If each of the individual models is acceptable, i.e. they’re wrong with a probability less than 50%, you can show that the probability of the ensemble being wrong (i.e. the majority vote going wrong) will be far lesser than that of any individual model.
If each of the individual models is acceptable, i.e. they’re wrong with a probability less than 50%, you can show that the probability of the ensemble being wrong (i.e. the majority vote going wrong) will be far lesser than that of any individual model.
Also, the ensembles avoid getting misled by the assumptions made by individual models. For example, ensembles (particularly random forests) successfully reduce the problem of overfitting. If a decision tree in an ensemble overfits, you let it. Chances are extremely low that more than 50% of the models have overfitted.
Bagging:
Bagging stands for bootstrapped aggregation. It is a technique for choosing random samples of observations from a dataset. Each of these samples is then used to train each tree in the forest.

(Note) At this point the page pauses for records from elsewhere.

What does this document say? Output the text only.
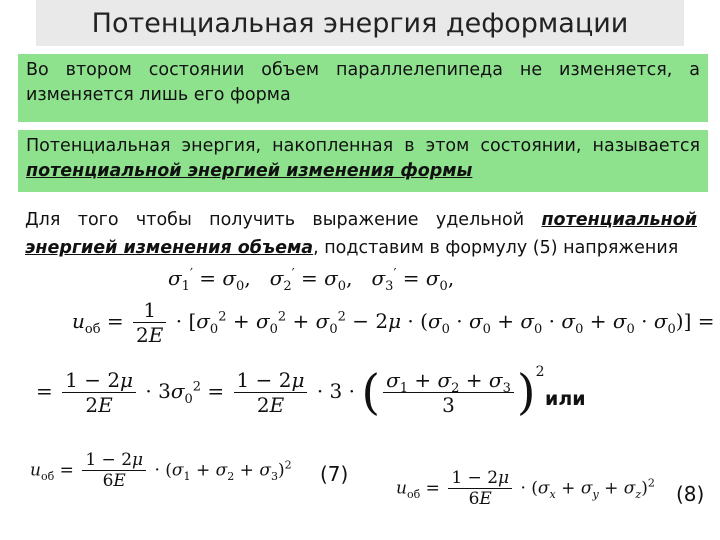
Потенциальная энергия деформации
Во втором состоянии объем параллелепипеда не изменяется, а изменяется лишь его форма
Потенциальная энергия, накопленная в этом состоянии, называется потенциальной энергией изменения формы
Для того чтобы получить выражение удельной потенциальной энергией изменения объема, подставим в формулу (5) напряжения
$\sigma_1' = \sigma_0$,   $\sigma_2' = \sigma_0$,   $\sigma_3' = \sigma_0$,
$u_{об} = \frac{1}{2E} \cdot [\sigma_0^2 + \sigma_0^2 + \sigma_0^2 - 2\mu \cdot (\sigma_0 \cdot \sigma_0 + \sigma_0 \cdot \sigma_0 + \sigma_0 \cdot \sigma_0)]$ =
= $\frac{1 - 2\mu}{2E} \cdot 3\sigma_0^2 = \frac{1 - 2\mu}{2E} \cdot 3$ · ( $\frac{\sigma_1 + \sigma_2 + \sigma_3}{3} )^2$
или
$u_{об} = \frac{1 - 2\mu}{6E} \cdot (\sigma_1 + \sigma_2 + \sigma_3)^2$ (7)
$u_{об} = \frac{1 - 2\mu}{6E} \cdot (\sigma_x + \sigma_y + \sigma_z)^2$ (8)
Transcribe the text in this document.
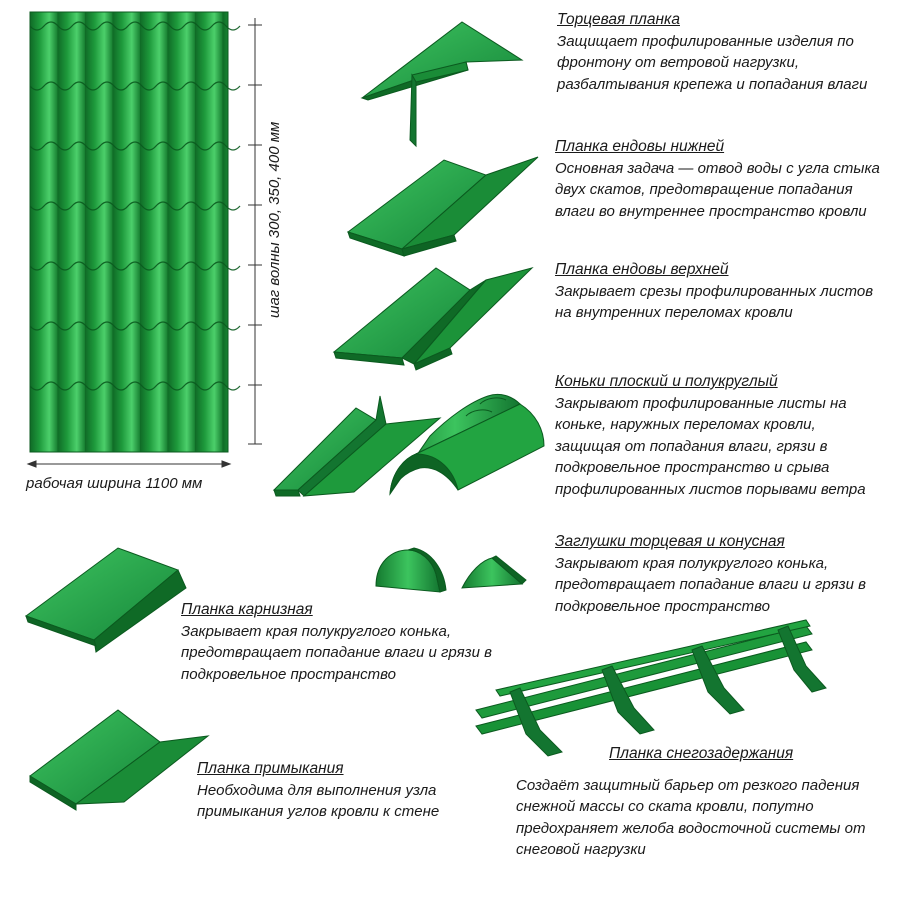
шаг волны 300, 350, 400 мм
рабочая ширина 1100 мм
Торцевая планка
Защищает профилированные изделия по фронтону от ветровой нагрузки, разбалтывания крепежа и попадания влаги
Планка ендовы нижней
Основная задача — отвод воды с угла стыка двух скатов, предотвращение попадания влаги во внутреннее пространство кровли
Планка ендовы верхней
Закрывает срезы профилированных листов на внутренних переломах кровли
Коньки плоский и полукруглый
Закрывают профилированные листы на коньке, наружных переломах кровли, защищая от попадания влаги, грязи в подкровельное пространство и срыва профилированных листов порывами ветра
Заглушки торцевая и конусная
Закрывают края полукруглого конька, предотвращает попадание влаги и грязи в подкровельное пространство
Планка карнизная
Закрывает края полукруглого конька, предотвращает попадание влаги и грязи в подкровельное пространство
Планка примыкания
Необходима для выполнения узла примыкания углов кровли к стене
Планка снегозадержания
Создаёт защитный барьер от резкого падения снежной массы со ската кровли, попутно предохраняет желоба водосточной системы от снеговой нагрузки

You create a large number of models (say, 100 decision trees), each one on a different bootstrap sample, from the training set. To get the result, you aggregate the decisions taken by all the trees in the ensemble
Bootstrapping means creating bootstrap samples from a given data set. A bootstrap sample is created by sampling the given data set uniformly and with replacement. A bootstrap sample typically contains about 30–70% data from the data set. Aggregation implies combining the results of different models present in the ensemble.
Random forest selects a random sample of data points (bootstrap sample) to build each tree, and a random sample of features while splitting a node. Randomly selecting features ensures that each tree is diverse and is not impacted by the prominent features present in the dataset.
E.g. For dataset for heart attack, Blood Pressure and Weight will have high correlation with the predictor, since here we just take few attributes for a split , the model will not be impacted.
Advantages:
Diversity arises because you create each tree with a subset of the attributes/features/variables, i.e. you don’t consider all the attributes while making each tree. The choice of the attributes considered for each tree is random. This ensures that the trees are independent of each other.
Stability arises because the answers given by a large number of trees average out. A random forest has a lower model variance than an ordinary individual tree.
Immunity to the curse of dimensionality: Since each tree does not consider all the features, the feature space (the number of features a model has to consider) reduces. This makes the algorithm immune to the curse of dimensionality. A large feature space causes computational and complexity issues.
Parallelizability: You need a number of trees to make a forest. Since two trees are independently built on different data and attributes, they can be built separately. This implies that you can make full use of your multi-core CPU to build random forests. Suppose there are 4 cores and 100 trees to be built; each core can build 25 trees to make a forest.
Testing /training data and the OOB or out-of-bag error: You always want to avoid violating the fundamental tenet of learning: “not testing a model on what it has been trained on”. While building individual trees, you choose a random subset of the observations to train it. If you have 10,000 observations, each tree may only be made from 7000 (70%) randomly chosen observations. OOB is the mean prediction error on each training sample xᵢ, using only the trees that do not have xᵢ in their bootstrap sample. If you think about it, this is very similar to a cross-validation error. In a CV error, you can measure the performance on the subset of data the model hasn’t seen before.
In fact, it has been proven that using an OOB estimate is as accurate as using a test data set of a size equal to the training set.